Tentu saja Alea melotot tidak terima mendengarnya. "Enak aja! Lo pikir, tampang gue mesum, apa? Ini perpustakaan. Jadi ya, gue mau baca lah, bukannya tidur kayak lo!" balas Alea dengan sindiran. Aduh, bukan gini yang gue mau pas ketemu lagi.

Kini pemuda itu mengerutkan kening. "Lo baca buku di jam pelajaran?" Ia kembali bertanya membuat Alea salah tingkah. Alasannya memang tidak tepat, tetapi dia juga tidak mungkin mengatakan tujuannya ke sini adalah untuk menjalankan hukuman atas keteledorannya.

"Bukan urusan lo!" Alea menjawab singkat dan berbalik, hendak buru-buru pergi dari hadapan pemuda ini. Dia sudah salah tingkah. Sungguh tidak aman untuk kesehatan jantungnya jika berlama-lama melihat wajah tampannya dari dekat. Bisa-bisa ia terkena serangan jantung mendadak karena berdebar berlebihan.

"Aluna!"

Merasa namanya dipanggil, Alea menghentikan langkah dan berbalik kembali menatap pria itu. Tatapannya seolah bertanya ada apa, tetapi ditatap balik oleh si lawan bicara justru membuatnya gugup bukan kepalang. Apa dia mau ngajak kenalan, ya? Eh, tapi dia tahu nama gue dari mana?

"Balikin buku gue!" ucap pemuda itu yang seketika membuat wajah Alea memanas. Benar saja, akibat salah tingkah, ia malah sembarangan mengambil buku di atas meja dan mengaku tengah membacanya, padahal dia tidak tahu itu milik siapa, sialnya buku itu adalah milik pemuda itu.

Alea gelagapan. "A-ah, ini buku lo, ya? S-sorry, anu tadi gue ...." Alea terbata memikirkan alasan paling masuk akal untuk mengelak. Mengalihkan pandangan guna menghindari tatapan tajam kakak kelasnya itu, hingga tanpa sengaja ia menangkap tulisan di atas kertas yang sejak tadi tergeletak di meja selagi pemuda itu tertidur. Ada nama lengkap serta kelas dan kalimat pernyataan yang menyatakan ia berjanji untuk tidak terlambat lagi.

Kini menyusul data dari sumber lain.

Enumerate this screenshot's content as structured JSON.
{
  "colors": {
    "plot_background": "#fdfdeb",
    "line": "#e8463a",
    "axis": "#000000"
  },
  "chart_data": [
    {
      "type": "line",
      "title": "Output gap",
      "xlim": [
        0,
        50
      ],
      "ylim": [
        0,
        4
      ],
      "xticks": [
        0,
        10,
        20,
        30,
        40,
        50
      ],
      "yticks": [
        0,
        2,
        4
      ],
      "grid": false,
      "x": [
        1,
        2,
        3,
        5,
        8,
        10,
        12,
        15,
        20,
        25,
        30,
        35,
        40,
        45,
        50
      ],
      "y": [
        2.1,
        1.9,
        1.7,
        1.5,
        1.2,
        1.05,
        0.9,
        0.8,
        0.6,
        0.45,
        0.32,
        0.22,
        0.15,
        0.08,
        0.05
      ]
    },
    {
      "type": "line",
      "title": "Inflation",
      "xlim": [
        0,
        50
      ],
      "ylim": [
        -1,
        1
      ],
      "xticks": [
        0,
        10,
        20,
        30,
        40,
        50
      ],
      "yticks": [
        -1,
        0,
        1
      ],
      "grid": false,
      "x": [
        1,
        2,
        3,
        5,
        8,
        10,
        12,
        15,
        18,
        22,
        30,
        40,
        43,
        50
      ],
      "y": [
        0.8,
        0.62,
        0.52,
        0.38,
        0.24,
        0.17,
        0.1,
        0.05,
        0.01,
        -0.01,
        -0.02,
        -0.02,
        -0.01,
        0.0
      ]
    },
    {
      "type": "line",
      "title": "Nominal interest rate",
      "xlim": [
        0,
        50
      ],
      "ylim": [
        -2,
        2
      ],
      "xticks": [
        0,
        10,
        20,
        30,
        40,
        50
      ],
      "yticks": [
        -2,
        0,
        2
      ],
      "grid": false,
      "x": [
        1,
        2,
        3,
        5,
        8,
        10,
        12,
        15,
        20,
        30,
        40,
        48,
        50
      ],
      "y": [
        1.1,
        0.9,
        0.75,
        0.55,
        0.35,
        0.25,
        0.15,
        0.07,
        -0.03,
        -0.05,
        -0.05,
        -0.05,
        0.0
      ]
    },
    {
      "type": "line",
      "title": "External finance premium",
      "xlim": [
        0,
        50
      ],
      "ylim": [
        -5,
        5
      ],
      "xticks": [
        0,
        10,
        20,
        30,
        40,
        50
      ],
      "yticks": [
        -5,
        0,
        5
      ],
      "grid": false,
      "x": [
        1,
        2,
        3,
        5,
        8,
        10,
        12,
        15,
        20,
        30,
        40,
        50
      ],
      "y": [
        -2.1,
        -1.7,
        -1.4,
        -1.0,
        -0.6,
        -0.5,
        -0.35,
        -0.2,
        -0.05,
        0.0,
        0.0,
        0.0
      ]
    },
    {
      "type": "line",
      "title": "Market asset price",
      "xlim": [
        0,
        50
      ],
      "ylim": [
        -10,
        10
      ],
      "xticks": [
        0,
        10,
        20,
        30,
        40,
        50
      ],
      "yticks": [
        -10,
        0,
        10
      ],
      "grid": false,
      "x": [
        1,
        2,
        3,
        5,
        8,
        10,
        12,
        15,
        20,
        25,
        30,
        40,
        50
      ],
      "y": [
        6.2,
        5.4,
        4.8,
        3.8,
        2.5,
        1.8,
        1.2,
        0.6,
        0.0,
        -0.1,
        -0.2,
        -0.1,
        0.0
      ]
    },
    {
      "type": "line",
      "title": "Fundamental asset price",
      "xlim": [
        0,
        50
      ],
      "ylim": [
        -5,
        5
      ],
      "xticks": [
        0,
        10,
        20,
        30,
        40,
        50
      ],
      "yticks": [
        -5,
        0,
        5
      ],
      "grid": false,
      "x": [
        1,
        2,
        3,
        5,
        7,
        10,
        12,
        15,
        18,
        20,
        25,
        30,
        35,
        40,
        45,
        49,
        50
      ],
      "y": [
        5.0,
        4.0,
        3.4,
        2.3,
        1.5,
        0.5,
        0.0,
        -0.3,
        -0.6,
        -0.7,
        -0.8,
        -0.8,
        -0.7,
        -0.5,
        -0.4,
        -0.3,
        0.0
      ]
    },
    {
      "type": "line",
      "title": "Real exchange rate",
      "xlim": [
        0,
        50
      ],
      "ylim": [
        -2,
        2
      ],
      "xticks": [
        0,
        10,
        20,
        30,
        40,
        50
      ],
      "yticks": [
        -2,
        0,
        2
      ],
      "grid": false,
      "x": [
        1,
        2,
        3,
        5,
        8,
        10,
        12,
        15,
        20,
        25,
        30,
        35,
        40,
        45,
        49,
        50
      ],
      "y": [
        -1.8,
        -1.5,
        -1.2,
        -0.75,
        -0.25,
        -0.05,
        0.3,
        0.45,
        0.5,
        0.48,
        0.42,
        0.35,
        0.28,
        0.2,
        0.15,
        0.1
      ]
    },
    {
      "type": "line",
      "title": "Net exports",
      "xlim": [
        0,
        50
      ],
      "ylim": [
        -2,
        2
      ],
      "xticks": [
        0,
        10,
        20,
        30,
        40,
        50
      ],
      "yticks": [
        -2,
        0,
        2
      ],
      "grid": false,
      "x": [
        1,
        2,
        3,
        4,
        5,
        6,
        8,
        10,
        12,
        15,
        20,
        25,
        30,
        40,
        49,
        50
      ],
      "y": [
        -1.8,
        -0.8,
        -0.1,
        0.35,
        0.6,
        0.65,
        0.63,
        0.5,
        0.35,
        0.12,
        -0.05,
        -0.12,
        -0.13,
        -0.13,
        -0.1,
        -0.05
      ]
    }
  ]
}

Ganindra Yuma Ardean. XII IPA 1

Saya berjanji tidak akan terlambat lagi.

Melihatnya Alea jadi senyum-senyum sendiri. Ia baru menyadari, rupanya mereka sama-sama tengah menjalani hukuman. Apa ini yang dibilang jodoh, ya? "Kak Ganin lagi dihukum juga, ya?" tanyanya mengalihkan pembicaraan, sekaligus mencoba sok akrab. Untung-untung kalau bisa jadi akrab sungguhan. Kan, Alea bisa sekalian bertanya nomor telepon.

Pria yang bernama Ganindra itu berdecak. "Yuma, panggil gue Yuma." Alea dibuat menelan ludah mendengarnya. Suaranya seksi banget nyebutin nama doang, Ya Tuhan. Ia menggerutu dalam hati, malah jadi salah fokus. Lantas tanpa ragu ia mengulurkan telapak tangannya. "Alea, kelas sepuluh IPA 2."

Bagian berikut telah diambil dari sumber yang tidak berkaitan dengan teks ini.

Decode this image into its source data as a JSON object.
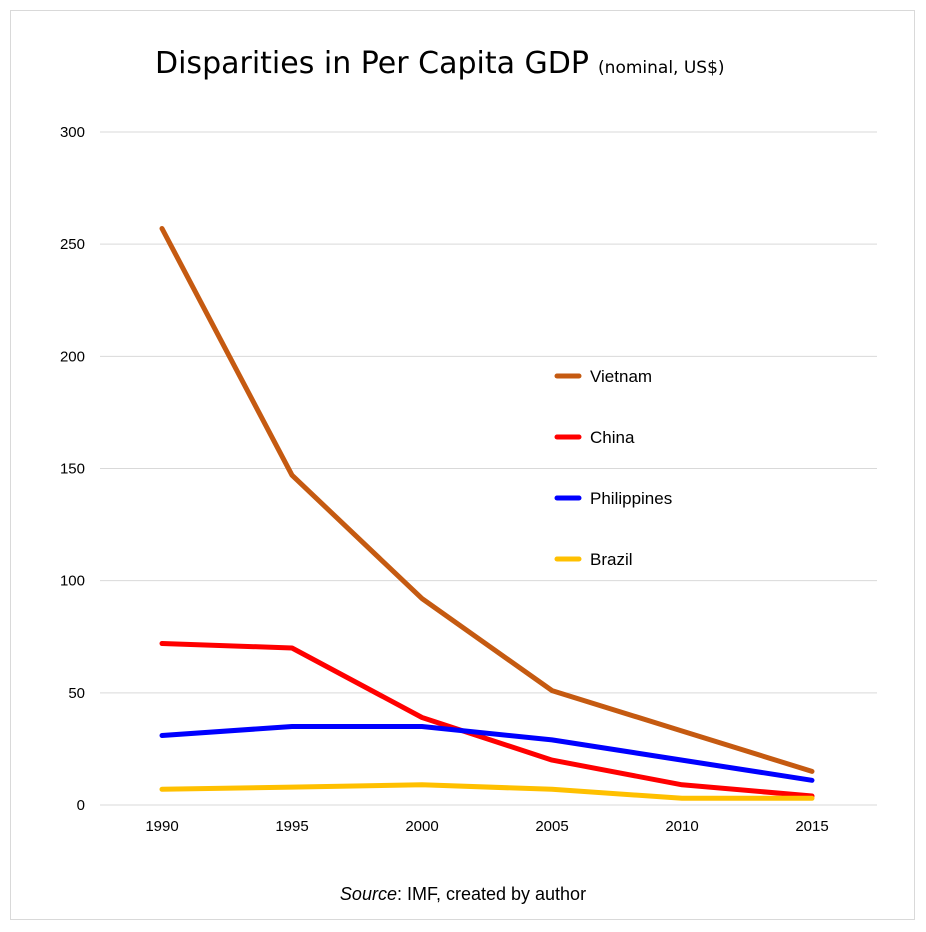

Pria yang bernama Gandindra Yuma Ardean itu hanya geleng-geleng kepala melihatnya. "Gue bukan mau ngajak kenalan," katanya lalu berlalu meninggalkan Alea yang masih mematung di tempatnya.

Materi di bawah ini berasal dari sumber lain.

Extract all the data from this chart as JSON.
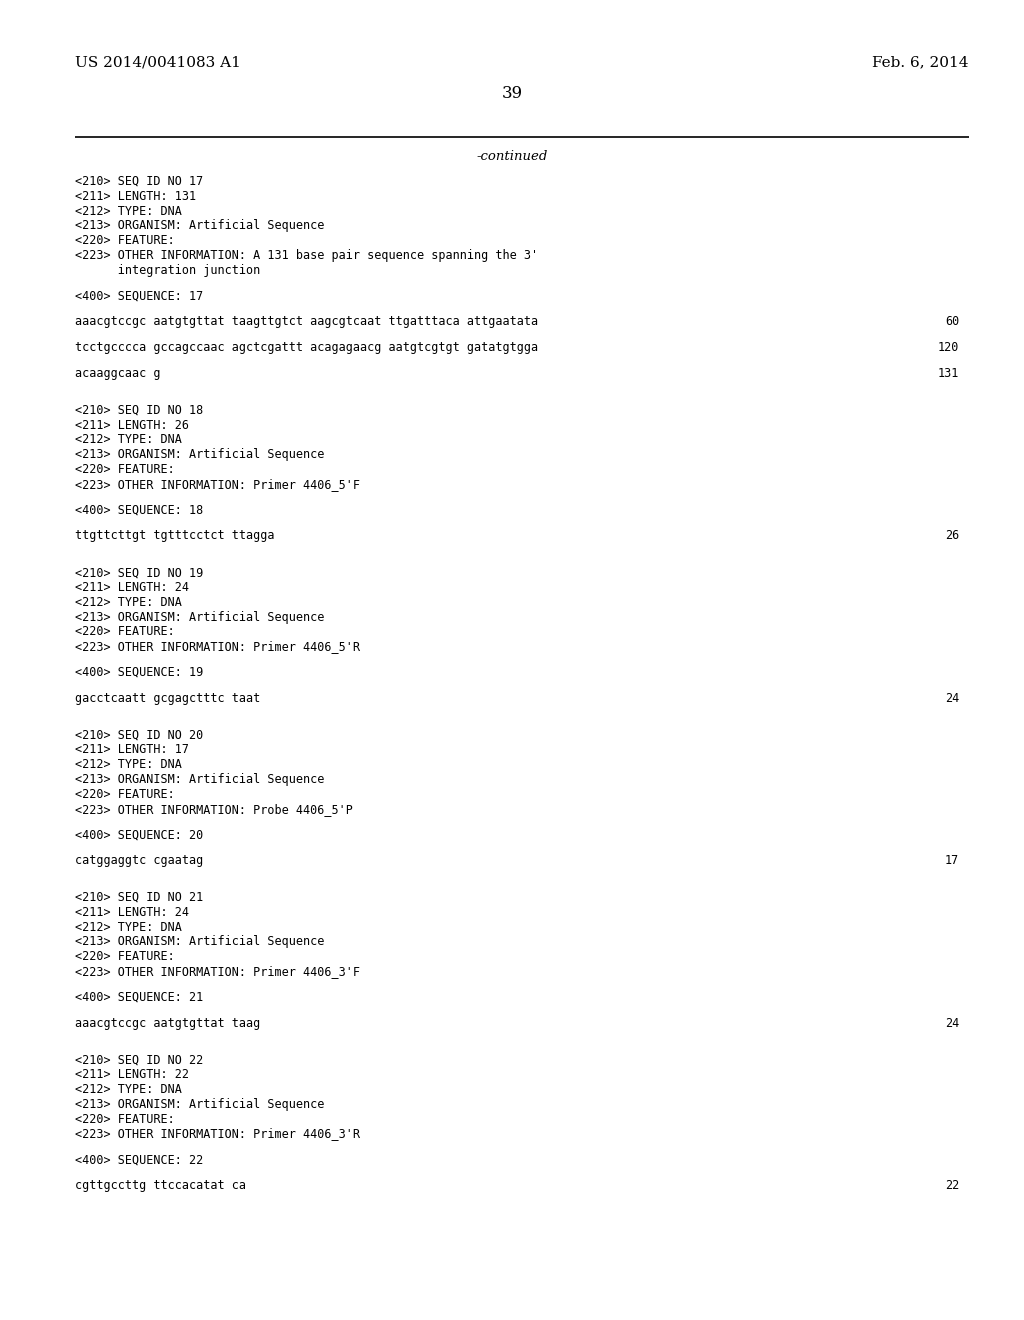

Anjir gue malu banget! Dia bakal anggap gue aneh enggak, ya? Ah, tapi bodo amat deh, yang penting gue udah dapet namanya, tinggal nomor HP-nya aja yang belum. It's time to stalk like FBI.

Alea bersorak kegirangan di dalam hati. Akhirnya dia bisa mengetahui nama lengkap pemuda itu, bahkan di mana letak kelasnya. Kini dia sudah memikirkan banyak rencana yang akan dia gencarkan untuk bisa mendapatkan perhatian dari sang kakak kelas pujaan hati.